Harry Cohen Tanugi

Un système solaire de capture du carbone pour aider à éliminer des tonnes de CO₂ de l'atmosphère.

Une machine à énergie solaire capable d'aspirer le CO2 de l'atmosphère pourrait nous aider à atténuer certains de nos maux climatiques. Et bonne nouvelle, elle vient de décrocher un contrat de 700 000 dollars pour capturer et stocker le carbone en Australie, selon un communiqué de presse.

La technologie a été mise au point par une société de capture du dioxyde de carbone appelée AspiraDAC. Son premier client, la société d'infrastructure financière mondiale Stripe, prévoit de l'installer cette année.

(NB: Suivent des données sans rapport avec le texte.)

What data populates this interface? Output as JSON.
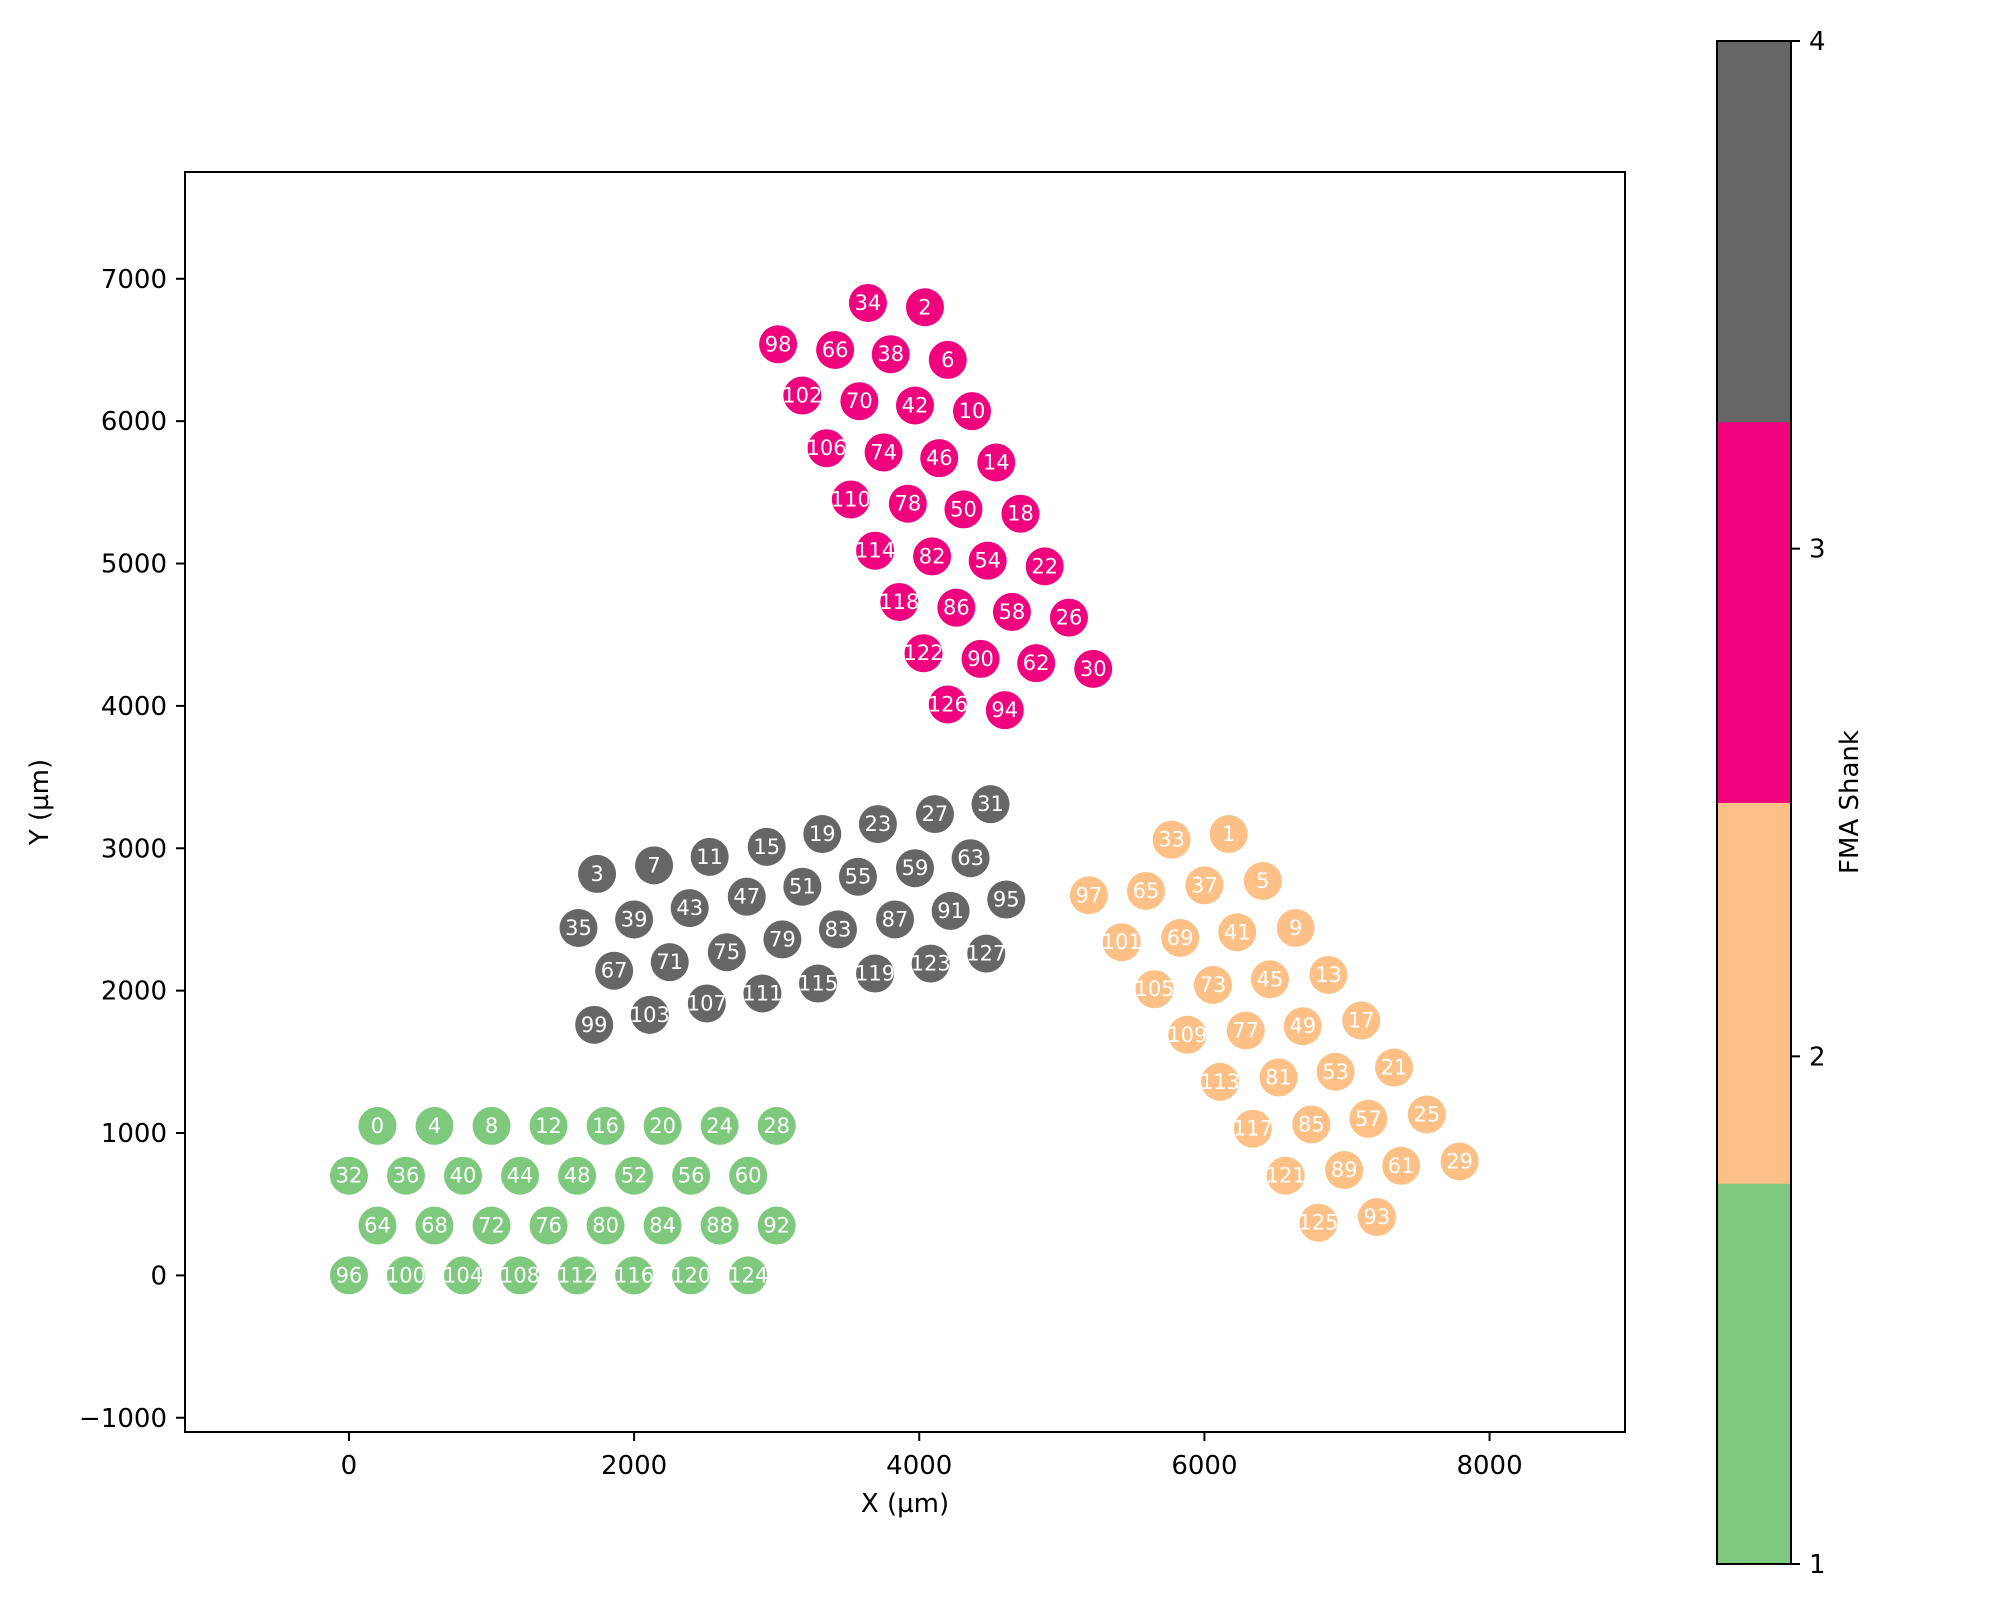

Stripe a acheté le système par l'intermédiaire de Frontier, un partenariat entre Alphabet, Shopify, Meta et McKinsey. Au cas où vous l'auriez manqué, Frontier prévoit d'investir 925 millions de dollars dans la technologie d'élimination du carbone. au cours des neuf prochaines années afin d'encourager le développement des technologies d'élimination du carbone.

Entre-temps, AspiraDAC déploiera environ 180 de ces machines pour capturer et stocker 500 tonnes de CO2 d'ici 2027, à un prix convenu de 1 000 dollars la tonne.

Le premier projet mondial de captage direct de l'air à l'énergie solaire

Le produit de première génération a été développé en collaboration avec l'Université de Sydney. Il sera suivi d'une unité de deuxième génération fabriquée à l'aide de procédés de fabrication additive.

En ce qui concerne l'ingénierie, la machine est construite autour d'une substance de type éponge produite à l'Université de Sydney qui piège les molécules de CO2 lorsque l'air la traverse. Des ventilateurs aspirent l'air dans des bidons remplis d'éponge, et la chaleur est utilisée pour extraire le CO2 pur qui est ensuite rejeté dans l'atmosphère. peut être acheminé et stocké sous terre. Et le mieux, c'est que les panneaux solaires qui recouvrent les unités comme une tente en forme de A fournissent toute l'énergie.

L'objectif de la société pour la compression, le transport et le stockage est de moins de 20 dollars par tonne de CO2.

La société n'a pas confirmé l'emplacement du site ni le stockage géologique, mais on sait que les réservoirs de pétrole et de gaz en voie d'épuisement à Moomba, en Australie-Méridionale, sont envisagés. La société finalise actuellement la phase de démonstration du projet et prévoit de commencer la construction plus tard cette année, selon The Guardian.

"Ce que Frontier voit en AspiraDAC, c'est l'énorme potentiel de la gamme de développements technologiques que nous sommes prêts à mettre à l'échelle dans le secteur de l'élimination du carbone", a déclaré Julian Turecek, directeur exécutif d'AspiraDAC, par PV Magazine. "Le DAC [Direct Air Capture] livrés dans le cadre de ce projet sont au cœur de l'accord avec Frontier, car ils constituent une première mondiale dans l'utilisation de cette technologie."

L'Australie et l'énergie solaire

Bien que la quantité de CO2 réduite dans le cadre du nouveau contrat soit mineure, la société estime qu'il s'agit d'une avancée significative pour le secteur, qui présente un fort potentiel de croissance en Australie.

"L'abondant potentiel d'énergie solaire de l'Australie en fait un lieu idéal pour DAC. Grâce à l'utilisation de modules solaires, l'installation peut fonctionner indépendamment des sources d'énergie traditionnelles. En outre, la nature compacte des installations DAC signifie que la production peut capturer des émissions de CO2 équivalentes en utilisant moins de 90 % des terres nécessaires aux projets de reboisement pour la capture du carbone", a déclaré Turecek.

"Ce n'est pas sans difficultés, la technologie DAC n'en est qu'à ses débuts, et les accords avec des clients tels que le groupe Frontier catalyseront la poursuite du développement du secteur. Cela augmentera notre capacité à faire baisser les coûts par tonne de carbone à un niveau compétitif pour porter l'élimination à une échelle de mégatonnes au cours de la prochaine décennie, et de gigatonnes la décennie suivante."

Il convient de noter que les technologies de capture du carbone ne résoudront pas à elles seules la crise climatique. Le Centre américain pour le droit international de l'environnement, par exemple, a écrit que la capture du carbone est une "distraction dangereuse" qui pourrait prolonger l'abandon de la consommation de combustibles fossiles. Néanmoins, les machines de capture du carbone alimentées par l'énergie solaire, mises à l'échelle pour être utilisées à l'échelle mondiale, pourraient être l'une des nombreuses solutions nécessaires pour résoudre la crise climatique.